I've looked at this Stack question, "Removing duplicate objects with Underscore for Javascript" and that is exactly what I am trying to do, but none of the examples work. In fact I can not get any iterator function to work with _.uniq.
_.uniq([1, 2, 1, 3, 1, 4]);
> [1, 2, 3, 4]
_.uniq([1, 2, 1, 3, 1, 4], false, function(a){ return a===4;});
> [1, 2, 3, 4]
_.uniq([1, 2, 1, 3, 1, 4], true, function(a){ return a===4;});
> [1, 2, 1, 3, 1, 4]
_.uniq([1, 2, 1, 3, 1, 4], false, function(a){ return false;});
> [1, 2, 3, 4]
_.uniq([1, 2, 1, 3, 1, 4], false, function(a){ return true;});
> [1, 2, 3, 4]
var people = [ { name: 'John', age: 20 }, { name: 'Mary', age: 31 }, { name: 'Kevin', age: 20 }];
_.uniq(people, false, function(p){ return p.age; });
> [ { age: 20, name: "John" },
{ age: 31, name: "Mary" },
{ age: 20, name: "Kevin" } ]
I would do:
_.uniq(_.map(people, function(p){ return p.age; }));
> [20, 31]
but it returns only the mapped value, not the original object.

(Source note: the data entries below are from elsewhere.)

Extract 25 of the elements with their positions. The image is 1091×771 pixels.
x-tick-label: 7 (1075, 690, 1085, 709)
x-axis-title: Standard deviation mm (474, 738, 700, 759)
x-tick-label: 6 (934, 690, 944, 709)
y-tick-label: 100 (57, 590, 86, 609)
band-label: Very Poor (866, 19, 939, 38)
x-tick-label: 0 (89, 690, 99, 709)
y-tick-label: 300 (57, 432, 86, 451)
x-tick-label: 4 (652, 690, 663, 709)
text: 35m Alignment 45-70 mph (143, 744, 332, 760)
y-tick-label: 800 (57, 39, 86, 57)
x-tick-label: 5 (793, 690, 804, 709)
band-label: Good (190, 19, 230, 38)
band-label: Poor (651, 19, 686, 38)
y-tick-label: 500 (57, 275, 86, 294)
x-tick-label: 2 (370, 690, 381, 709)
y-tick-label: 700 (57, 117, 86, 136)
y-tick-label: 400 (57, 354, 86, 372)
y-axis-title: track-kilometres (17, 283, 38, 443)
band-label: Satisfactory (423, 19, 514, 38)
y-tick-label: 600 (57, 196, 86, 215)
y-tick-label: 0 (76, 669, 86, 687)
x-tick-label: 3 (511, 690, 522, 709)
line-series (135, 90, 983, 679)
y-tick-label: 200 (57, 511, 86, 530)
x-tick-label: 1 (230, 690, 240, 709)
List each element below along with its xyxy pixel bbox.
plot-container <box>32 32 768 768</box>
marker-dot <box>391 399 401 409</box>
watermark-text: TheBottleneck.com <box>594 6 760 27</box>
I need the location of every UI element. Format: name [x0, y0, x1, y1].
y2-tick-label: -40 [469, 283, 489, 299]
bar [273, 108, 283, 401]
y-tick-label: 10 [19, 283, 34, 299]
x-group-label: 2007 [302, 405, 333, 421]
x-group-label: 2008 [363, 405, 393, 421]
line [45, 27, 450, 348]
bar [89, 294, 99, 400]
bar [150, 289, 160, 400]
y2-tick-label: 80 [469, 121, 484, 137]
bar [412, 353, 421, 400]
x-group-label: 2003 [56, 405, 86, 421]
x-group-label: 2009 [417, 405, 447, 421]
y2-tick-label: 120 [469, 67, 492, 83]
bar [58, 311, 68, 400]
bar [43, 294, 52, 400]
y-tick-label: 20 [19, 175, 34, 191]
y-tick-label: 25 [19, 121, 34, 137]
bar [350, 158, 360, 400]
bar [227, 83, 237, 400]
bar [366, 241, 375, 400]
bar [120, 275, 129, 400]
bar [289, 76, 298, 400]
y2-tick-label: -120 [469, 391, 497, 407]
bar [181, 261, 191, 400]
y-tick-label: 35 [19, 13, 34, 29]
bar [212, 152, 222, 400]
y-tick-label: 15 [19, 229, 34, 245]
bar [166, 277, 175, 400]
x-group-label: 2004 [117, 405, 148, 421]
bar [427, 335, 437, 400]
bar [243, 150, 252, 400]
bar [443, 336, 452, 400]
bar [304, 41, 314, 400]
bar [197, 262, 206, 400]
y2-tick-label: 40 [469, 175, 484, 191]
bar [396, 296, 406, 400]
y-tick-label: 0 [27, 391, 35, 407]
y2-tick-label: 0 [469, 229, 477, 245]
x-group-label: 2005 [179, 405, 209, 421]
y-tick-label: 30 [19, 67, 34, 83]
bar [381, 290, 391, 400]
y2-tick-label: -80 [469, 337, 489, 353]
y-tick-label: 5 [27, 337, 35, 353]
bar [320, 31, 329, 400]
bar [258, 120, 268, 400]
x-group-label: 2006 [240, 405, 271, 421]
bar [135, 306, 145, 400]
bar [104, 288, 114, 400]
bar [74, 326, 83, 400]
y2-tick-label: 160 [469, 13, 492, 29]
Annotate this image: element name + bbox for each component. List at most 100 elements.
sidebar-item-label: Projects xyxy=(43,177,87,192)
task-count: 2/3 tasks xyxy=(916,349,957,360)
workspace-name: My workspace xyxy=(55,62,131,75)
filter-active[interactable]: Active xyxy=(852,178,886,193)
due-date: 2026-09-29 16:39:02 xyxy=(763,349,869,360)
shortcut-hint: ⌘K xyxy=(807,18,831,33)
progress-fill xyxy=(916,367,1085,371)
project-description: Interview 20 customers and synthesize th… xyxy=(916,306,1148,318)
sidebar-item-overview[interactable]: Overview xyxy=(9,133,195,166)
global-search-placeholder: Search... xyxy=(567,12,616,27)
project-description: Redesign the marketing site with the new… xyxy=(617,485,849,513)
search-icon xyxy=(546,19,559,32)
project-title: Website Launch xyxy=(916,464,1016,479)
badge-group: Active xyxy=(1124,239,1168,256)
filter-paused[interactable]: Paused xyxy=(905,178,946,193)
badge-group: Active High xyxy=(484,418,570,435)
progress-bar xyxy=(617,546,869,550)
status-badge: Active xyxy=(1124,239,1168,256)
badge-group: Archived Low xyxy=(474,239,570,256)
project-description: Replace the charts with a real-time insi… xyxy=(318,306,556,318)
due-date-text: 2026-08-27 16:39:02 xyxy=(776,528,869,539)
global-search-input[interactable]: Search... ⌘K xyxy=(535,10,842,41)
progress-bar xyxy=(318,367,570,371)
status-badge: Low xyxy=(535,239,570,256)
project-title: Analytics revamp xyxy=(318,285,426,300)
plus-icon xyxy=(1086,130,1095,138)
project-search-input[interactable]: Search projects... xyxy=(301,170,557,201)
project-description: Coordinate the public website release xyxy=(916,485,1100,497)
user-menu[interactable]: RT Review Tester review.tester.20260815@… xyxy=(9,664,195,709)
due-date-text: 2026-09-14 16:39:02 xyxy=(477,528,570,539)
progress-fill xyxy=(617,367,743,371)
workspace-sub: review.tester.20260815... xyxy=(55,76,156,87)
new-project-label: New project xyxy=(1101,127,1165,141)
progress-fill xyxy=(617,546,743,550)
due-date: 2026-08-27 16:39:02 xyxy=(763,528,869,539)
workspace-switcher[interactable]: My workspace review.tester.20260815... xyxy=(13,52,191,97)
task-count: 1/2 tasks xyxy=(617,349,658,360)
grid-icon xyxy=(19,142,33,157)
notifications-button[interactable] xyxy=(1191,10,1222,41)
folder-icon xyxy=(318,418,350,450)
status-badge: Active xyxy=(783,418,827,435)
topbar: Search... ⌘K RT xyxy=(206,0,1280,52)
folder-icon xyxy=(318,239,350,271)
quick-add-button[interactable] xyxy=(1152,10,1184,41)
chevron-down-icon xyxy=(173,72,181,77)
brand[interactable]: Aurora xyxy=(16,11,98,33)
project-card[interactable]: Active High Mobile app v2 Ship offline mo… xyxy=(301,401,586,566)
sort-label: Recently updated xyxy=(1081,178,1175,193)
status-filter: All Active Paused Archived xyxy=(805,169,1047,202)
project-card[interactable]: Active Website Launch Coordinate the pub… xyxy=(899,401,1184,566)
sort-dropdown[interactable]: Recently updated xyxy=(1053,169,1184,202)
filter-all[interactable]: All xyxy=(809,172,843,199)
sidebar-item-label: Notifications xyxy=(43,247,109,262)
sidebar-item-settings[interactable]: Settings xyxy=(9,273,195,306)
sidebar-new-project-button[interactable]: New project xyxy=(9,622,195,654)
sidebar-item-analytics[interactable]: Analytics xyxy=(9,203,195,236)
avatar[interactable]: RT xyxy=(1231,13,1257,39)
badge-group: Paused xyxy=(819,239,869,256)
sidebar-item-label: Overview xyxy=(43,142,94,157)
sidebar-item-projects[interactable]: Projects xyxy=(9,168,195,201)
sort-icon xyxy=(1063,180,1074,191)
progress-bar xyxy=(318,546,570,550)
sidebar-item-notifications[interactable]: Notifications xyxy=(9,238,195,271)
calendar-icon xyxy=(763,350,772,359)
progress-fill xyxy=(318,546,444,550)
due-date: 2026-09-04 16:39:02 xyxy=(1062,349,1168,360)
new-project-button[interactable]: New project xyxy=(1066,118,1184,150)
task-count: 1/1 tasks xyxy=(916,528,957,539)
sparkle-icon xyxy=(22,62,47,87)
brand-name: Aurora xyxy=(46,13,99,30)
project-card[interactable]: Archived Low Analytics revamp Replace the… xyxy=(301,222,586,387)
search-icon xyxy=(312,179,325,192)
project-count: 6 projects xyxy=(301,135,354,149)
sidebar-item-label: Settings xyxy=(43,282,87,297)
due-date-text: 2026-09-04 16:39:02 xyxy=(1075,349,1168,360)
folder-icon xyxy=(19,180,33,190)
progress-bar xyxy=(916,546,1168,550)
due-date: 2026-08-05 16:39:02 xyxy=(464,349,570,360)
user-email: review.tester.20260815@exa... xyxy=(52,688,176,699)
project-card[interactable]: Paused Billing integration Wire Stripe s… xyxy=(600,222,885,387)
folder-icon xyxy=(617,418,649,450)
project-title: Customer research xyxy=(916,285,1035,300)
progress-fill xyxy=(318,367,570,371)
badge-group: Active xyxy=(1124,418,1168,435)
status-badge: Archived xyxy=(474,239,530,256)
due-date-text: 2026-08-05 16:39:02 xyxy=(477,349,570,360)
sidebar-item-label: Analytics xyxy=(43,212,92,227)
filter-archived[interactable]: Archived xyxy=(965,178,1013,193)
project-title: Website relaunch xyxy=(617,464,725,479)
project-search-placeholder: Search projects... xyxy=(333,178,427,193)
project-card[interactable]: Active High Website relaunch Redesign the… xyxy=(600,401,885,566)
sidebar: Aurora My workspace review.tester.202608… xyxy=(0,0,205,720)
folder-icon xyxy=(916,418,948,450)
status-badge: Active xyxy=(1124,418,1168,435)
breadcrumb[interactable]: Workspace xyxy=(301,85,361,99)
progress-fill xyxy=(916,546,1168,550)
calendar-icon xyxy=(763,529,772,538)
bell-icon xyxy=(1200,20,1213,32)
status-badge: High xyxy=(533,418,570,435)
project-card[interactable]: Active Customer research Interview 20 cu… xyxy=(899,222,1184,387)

Any help appreciated. I am using underscore version 1.1.7
I had the same problem. It is caused because _.uniq() returns a new reduced array so you have to assing it to a variable. So with this little correction it has to work.
var people = [ { name: 'John', age: 20 }, { name: 'Mary', age: 31 }, { name: 'Kevin', age: 20 }];
people = _.uniq(people, false, function(p){ return p.age; });
[ { age: 20, name: "John" }, { age: 31, name: "Mary" } ]
Looks like comparison functions for _.uniq were introduced in 1.2.0
from the changelog:
_.uniq can now be passed an optional iterator, to determine by what criteria an object should be considered unique.